In the evening the funeral feast and what is known as a khatma is held at the deceased’s house, when one or more fikis—holy men of a humble kind, frequently the village schoolmasters—chant from the Koran the sixty-seventh chapter known as the Surat el Mulk (the chapter of the kingdom) which deals largely with the punishments that await unbelievers when they get to hell. Food is usually provided for all present. That carried in the procession is distributed at the grave.

The night following the funeral is usually called by Mohammedans the Leylet el Wahsha, or night of desolation, though it is also sometimes known as the Leylet el Wahada, or “night of solitude,” because Moslems believe that the soul remains with the body during this first night after burial.

The female relations of the deceased go to visit the grave daily in the oasis for fifteen days, and longer if he was much beloved.

The grave, I have heard—I have not looked into one—is of the usual Moslem pattern, with the lahd, or recess at the side of the bottom, in which the body is laid. They are so oriented that the corpse, when lying on its side, faces towards Mecca. The recess is walled up before the grave is filled in.

Mohammedans believe that as soon as the mourners have left the cemetery, the grave is visited by two coal-black angels with china blue eyes, called Munkar (the “Unknown”) and Nakir (the “Repudiating”) whose business it is to question the dead man as to his belief in Mohammed and Allah, and if necessary to inflict upon him the “punishment of the grave.” One of them seizes him by the tuft of hair that most Moslems have on the top of the head, and raises him into a sitting position, while the other puts the questions. Should his answers prove satisfactory the grave is greatly enlarged and filled with light, and the defunct is thrown into a deep sleep that lasts until the Resurrection. But if the corpse proves to be that of an infidel, he is beaten to a jelly with an iron club.

In view of the visit of these two angels, it is usual, before the burial party leaves the grave, for a fiki (holy man) to seat himself before it, and proceed to instruct the corpse as to the answers he is to give when they come.

The funeral processions I saw in the oases seemed to have little of the solemnity associated with a European interment. That of the guardian of the tomb already referred to—although the corpse was that of a man who might have been supposed from his occupation to have been somewhat of a saintly character—on seeing me standing by with a camera, hesitating to take a photograph for fear of intruding on such a solemn occasion, of their own accord came in my direction, and one of them volunteered the information that I could photograph them if I wished to do so. Unfortunately the light was too bad to enable me to avail myself of the invitation.

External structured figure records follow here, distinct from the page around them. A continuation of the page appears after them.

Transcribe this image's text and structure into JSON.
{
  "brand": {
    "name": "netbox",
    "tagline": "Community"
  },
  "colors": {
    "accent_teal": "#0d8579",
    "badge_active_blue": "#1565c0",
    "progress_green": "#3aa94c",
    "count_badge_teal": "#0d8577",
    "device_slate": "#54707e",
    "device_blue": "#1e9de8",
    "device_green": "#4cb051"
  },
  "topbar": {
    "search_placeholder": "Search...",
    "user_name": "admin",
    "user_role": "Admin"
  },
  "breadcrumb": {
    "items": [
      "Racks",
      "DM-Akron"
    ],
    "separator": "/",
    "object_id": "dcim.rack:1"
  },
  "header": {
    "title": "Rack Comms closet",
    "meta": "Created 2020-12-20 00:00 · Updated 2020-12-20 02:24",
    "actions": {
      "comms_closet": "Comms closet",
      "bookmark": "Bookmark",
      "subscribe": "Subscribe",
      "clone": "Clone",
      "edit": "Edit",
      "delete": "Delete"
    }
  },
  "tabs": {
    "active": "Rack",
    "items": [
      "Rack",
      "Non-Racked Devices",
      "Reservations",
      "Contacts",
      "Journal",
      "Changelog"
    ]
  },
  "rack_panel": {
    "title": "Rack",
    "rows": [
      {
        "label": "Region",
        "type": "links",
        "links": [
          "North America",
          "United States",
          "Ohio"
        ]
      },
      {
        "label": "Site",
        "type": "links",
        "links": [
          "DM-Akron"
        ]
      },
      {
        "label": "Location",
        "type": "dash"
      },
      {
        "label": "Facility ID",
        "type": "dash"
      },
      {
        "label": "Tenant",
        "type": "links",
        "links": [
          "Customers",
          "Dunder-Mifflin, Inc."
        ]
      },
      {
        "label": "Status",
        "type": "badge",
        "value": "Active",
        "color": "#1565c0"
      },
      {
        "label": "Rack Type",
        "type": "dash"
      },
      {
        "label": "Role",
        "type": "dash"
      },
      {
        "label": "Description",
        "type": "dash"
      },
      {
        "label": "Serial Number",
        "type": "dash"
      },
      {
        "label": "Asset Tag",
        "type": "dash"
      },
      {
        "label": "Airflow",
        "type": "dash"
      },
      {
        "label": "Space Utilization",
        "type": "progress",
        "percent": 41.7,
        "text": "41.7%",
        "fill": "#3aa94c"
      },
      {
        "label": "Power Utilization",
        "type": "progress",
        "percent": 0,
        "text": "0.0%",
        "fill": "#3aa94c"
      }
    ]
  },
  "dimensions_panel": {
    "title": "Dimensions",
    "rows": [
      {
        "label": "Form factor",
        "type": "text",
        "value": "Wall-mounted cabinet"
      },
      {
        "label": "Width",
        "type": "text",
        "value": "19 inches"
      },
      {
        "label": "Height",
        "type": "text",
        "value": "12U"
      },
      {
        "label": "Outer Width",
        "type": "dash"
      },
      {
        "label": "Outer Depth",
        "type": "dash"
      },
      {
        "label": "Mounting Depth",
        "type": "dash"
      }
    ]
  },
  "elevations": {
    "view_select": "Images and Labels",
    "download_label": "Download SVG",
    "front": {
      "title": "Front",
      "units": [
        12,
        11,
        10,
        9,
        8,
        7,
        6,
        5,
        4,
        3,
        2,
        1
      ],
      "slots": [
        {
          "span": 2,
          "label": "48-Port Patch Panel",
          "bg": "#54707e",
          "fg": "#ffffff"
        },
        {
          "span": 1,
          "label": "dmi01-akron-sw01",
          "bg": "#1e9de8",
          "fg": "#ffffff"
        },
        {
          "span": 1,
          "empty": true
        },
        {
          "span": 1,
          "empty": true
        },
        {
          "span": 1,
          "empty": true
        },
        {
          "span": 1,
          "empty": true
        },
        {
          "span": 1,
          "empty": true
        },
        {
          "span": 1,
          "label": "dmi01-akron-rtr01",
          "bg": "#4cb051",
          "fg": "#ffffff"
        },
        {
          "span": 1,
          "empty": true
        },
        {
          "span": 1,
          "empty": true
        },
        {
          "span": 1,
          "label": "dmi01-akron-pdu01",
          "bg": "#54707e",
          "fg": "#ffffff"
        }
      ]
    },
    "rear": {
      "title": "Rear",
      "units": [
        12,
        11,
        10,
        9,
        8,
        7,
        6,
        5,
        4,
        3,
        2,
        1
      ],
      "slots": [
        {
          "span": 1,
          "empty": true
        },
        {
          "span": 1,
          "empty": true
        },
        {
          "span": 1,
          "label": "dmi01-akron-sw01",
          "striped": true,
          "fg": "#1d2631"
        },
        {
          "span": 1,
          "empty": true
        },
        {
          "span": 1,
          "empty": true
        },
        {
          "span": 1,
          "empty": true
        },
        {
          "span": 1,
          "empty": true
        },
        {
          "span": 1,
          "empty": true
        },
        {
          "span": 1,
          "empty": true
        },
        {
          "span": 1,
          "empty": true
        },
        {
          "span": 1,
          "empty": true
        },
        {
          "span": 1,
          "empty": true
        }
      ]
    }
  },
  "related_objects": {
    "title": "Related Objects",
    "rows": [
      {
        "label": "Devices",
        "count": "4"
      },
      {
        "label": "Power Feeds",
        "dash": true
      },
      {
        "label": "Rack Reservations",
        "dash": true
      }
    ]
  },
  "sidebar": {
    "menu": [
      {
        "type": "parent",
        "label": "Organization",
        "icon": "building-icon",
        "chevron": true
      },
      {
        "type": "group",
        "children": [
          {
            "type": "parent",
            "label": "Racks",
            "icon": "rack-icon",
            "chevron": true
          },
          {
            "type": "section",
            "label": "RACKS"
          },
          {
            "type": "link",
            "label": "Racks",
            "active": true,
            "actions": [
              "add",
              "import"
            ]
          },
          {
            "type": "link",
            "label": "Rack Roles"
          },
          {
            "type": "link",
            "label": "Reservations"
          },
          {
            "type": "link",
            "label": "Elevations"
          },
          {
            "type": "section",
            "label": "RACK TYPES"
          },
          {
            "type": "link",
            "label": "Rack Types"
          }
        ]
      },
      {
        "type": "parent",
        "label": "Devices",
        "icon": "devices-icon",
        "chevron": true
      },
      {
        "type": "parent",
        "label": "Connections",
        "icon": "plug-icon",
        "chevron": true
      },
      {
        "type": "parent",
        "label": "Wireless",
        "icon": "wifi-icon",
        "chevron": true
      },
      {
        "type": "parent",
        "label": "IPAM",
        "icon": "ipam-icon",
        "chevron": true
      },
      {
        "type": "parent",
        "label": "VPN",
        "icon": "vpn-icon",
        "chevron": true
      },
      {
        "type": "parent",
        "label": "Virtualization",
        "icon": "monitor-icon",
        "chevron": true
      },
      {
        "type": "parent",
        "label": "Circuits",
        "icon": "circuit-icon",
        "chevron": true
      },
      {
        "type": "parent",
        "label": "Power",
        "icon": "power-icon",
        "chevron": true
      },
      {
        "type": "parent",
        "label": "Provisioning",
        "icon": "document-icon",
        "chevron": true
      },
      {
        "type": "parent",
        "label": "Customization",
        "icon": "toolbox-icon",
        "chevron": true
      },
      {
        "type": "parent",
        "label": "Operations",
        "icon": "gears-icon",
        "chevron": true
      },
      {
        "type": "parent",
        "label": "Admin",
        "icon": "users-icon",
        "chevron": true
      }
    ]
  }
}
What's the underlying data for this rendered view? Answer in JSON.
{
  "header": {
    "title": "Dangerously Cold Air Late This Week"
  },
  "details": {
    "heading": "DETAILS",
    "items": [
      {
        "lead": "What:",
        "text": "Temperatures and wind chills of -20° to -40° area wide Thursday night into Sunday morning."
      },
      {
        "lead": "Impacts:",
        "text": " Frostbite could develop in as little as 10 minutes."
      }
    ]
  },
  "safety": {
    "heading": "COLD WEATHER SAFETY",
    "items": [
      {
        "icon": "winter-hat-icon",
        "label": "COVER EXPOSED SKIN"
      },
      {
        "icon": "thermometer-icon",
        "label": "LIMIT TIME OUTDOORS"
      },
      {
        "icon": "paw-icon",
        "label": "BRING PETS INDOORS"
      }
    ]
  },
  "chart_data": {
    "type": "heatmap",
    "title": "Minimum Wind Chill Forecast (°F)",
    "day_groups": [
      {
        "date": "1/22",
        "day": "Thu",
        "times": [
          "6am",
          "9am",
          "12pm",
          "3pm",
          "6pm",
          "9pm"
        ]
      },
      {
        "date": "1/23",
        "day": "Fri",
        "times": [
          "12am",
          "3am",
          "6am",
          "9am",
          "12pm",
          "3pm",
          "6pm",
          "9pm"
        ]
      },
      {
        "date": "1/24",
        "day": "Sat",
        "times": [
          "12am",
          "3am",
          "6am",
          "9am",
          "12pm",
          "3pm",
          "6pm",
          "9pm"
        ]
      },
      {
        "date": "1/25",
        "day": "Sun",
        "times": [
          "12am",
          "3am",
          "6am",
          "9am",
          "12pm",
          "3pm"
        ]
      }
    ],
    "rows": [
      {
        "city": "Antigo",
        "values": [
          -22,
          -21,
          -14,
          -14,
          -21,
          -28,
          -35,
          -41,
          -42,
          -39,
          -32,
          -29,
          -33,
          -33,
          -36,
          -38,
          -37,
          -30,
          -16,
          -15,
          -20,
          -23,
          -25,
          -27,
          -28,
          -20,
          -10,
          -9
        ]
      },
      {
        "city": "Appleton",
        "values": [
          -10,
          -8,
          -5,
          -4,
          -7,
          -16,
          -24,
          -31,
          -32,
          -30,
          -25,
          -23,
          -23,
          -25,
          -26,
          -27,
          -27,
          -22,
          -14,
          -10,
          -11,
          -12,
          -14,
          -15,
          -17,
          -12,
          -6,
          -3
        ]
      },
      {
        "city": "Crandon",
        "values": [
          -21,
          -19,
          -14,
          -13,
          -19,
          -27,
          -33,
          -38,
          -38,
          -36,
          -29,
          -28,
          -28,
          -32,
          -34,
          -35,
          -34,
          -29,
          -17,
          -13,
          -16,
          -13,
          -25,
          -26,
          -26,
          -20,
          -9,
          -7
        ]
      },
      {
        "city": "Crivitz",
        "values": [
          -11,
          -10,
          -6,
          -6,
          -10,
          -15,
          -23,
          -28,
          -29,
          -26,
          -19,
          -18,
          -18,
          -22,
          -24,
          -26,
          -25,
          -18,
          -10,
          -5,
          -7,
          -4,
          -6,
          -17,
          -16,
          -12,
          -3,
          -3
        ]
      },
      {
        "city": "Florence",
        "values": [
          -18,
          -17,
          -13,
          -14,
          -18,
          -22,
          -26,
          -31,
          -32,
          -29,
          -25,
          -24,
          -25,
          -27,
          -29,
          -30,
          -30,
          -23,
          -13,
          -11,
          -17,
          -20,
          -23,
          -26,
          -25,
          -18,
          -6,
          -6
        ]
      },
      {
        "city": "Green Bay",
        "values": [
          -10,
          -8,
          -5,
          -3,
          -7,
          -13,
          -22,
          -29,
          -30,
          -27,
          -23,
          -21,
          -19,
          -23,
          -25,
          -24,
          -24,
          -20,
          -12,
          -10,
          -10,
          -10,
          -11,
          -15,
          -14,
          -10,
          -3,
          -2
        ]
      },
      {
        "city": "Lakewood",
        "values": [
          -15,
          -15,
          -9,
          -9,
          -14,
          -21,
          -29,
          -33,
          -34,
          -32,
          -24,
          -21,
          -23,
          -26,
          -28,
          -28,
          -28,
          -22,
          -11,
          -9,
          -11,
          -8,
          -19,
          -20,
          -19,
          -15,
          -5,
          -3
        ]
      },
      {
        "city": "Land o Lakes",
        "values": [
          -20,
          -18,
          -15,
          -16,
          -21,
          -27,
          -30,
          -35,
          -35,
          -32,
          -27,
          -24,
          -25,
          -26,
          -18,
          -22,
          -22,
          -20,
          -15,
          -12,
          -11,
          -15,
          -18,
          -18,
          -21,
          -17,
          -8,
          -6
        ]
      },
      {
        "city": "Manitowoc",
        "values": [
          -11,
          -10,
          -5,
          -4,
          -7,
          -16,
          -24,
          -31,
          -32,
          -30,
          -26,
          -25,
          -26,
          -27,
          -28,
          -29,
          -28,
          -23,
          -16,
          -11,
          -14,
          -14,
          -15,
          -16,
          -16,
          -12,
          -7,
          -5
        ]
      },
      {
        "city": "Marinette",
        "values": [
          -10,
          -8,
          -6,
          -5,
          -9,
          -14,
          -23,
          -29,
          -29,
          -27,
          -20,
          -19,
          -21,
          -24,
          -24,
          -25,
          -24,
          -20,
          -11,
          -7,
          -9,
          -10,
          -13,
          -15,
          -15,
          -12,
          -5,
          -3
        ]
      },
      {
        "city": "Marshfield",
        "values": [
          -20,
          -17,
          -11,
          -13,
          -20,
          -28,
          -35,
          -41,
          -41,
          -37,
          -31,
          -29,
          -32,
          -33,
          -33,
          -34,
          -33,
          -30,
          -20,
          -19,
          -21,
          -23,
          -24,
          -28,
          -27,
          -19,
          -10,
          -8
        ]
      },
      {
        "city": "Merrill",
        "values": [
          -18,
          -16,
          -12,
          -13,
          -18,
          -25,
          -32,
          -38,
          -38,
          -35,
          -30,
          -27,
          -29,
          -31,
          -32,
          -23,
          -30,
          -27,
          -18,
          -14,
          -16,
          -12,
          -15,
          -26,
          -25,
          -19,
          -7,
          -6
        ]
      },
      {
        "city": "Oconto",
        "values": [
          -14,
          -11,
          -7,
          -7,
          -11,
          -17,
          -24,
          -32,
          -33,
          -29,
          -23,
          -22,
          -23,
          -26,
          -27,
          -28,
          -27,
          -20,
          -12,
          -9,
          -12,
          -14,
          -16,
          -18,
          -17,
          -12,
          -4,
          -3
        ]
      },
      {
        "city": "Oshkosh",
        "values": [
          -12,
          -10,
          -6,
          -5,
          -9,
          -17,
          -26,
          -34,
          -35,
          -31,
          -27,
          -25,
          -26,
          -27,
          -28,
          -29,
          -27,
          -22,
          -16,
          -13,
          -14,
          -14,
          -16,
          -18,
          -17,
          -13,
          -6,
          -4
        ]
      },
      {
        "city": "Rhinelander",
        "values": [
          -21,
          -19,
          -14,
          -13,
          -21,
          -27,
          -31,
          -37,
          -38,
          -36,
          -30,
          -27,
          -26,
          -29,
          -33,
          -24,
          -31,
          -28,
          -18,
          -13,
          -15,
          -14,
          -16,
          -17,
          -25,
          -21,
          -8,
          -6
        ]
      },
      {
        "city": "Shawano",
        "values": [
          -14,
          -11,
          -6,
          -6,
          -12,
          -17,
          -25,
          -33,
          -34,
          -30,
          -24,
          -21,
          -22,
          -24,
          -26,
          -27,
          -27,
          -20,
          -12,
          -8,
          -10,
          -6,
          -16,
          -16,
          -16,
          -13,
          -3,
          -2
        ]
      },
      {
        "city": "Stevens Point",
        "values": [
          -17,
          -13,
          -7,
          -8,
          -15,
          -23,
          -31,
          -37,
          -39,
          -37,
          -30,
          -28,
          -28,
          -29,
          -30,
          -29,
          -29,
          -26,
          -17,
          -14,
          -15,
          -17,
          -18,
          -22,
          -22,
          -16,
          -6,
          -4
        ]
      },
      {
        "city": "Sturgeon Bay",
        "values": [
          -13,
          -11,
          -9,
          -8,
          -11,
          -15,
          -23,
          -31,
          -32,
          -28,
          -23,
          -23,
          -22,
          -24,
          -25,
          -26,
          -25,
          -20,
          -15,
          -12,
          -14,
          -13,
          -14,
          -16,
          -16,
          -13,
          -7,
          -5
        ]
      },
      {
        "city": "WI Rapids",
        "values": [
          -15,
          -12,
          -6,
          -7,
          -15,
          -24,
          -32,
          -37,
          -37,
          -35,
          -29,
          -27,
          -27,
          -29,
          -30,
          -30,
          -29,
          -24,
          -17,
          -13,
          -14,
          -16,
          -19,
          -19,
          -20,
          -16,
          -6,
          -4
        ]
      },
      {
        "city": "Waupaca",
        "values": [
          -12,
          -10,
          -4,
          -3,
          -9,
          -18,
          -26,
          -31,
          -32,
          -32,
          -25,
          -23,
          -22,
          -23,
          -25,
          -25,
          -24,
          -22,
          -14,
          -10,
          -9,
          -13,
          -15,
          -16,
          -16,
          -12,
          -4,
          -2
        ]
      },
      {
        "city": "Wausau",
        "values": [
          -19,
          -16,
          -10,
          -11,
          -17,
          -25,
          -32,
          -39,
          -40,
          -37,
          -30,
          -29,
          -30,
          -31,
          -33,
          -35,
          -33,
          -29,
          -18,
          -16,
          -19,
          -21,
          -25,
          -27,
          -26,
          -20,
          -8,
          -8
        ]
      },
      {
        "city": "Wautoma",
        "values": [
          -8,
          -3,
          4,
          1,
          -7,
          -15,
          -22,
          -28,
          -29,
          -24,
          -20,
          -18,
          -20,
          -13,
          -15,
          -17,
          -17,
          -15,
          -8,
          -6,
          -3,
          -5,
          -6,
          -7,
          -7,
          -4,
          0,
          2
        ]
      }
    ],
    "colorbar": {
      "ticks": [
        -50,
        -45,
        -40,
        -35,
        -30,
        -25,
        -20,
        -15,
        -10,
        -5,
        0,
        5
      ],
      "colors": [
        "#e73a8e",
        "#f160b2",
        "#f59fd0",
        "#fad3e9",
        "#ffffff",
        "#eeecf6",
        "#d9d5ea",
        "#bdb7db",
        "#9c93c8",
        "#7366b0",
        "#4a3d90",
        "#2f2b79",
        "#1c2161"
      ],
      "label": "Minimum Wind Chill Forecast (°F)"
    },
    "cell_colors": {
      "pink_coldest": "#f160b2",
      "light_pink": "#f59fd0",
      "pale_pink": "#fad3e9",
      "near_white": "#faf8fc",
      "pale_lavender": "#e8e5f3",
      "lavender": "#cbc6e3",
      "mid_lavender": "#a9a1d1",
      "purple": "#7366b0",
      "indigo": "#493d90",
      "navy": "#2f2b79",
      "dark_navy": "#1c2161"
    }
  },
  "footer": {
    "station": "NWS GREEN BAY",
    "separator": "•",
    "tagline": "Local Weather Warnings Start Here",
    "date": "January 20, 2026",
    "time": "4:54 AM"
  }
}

It is curious to note that in Dakhla Oasis—though this is not so apparently in Kharga—both funeral and circumcision feasts are sometimes held at the tombs of the local religious sheykhs.

The methods of celebrating some of the religious festivals differ slightly in the oases from the usages of the Nile Valley. The tenth day of Moharrem, the first month of the Moslem’s year, is the anniversary of several important events in their religion, and is kept as a fête throughout Egypt; it is known as Yum Ashura “the tenth day.”

It is said to be the anniversary of the day on which Noah first issued from the ark after the flood; and Adam and Eve—who, according to the Moslems, somehow lost sight of each other on their expulsion from the Garden of Eden—are said to have met again for the first time afterwards on this day. Some say that this is the day upon which Allah created them, and also that heaven, hell, life and death, the pen with which Allah wrote down the predestined actions of all mankind, and the exact number of all things that were to be ever created and the tablet upon which they were all recorded, were all created on this day. But more especially it is the anniversary of the day upon which El Hussein, the son of ’Ali, and the prophet’s grandson, was killed in the Battle of Karbala.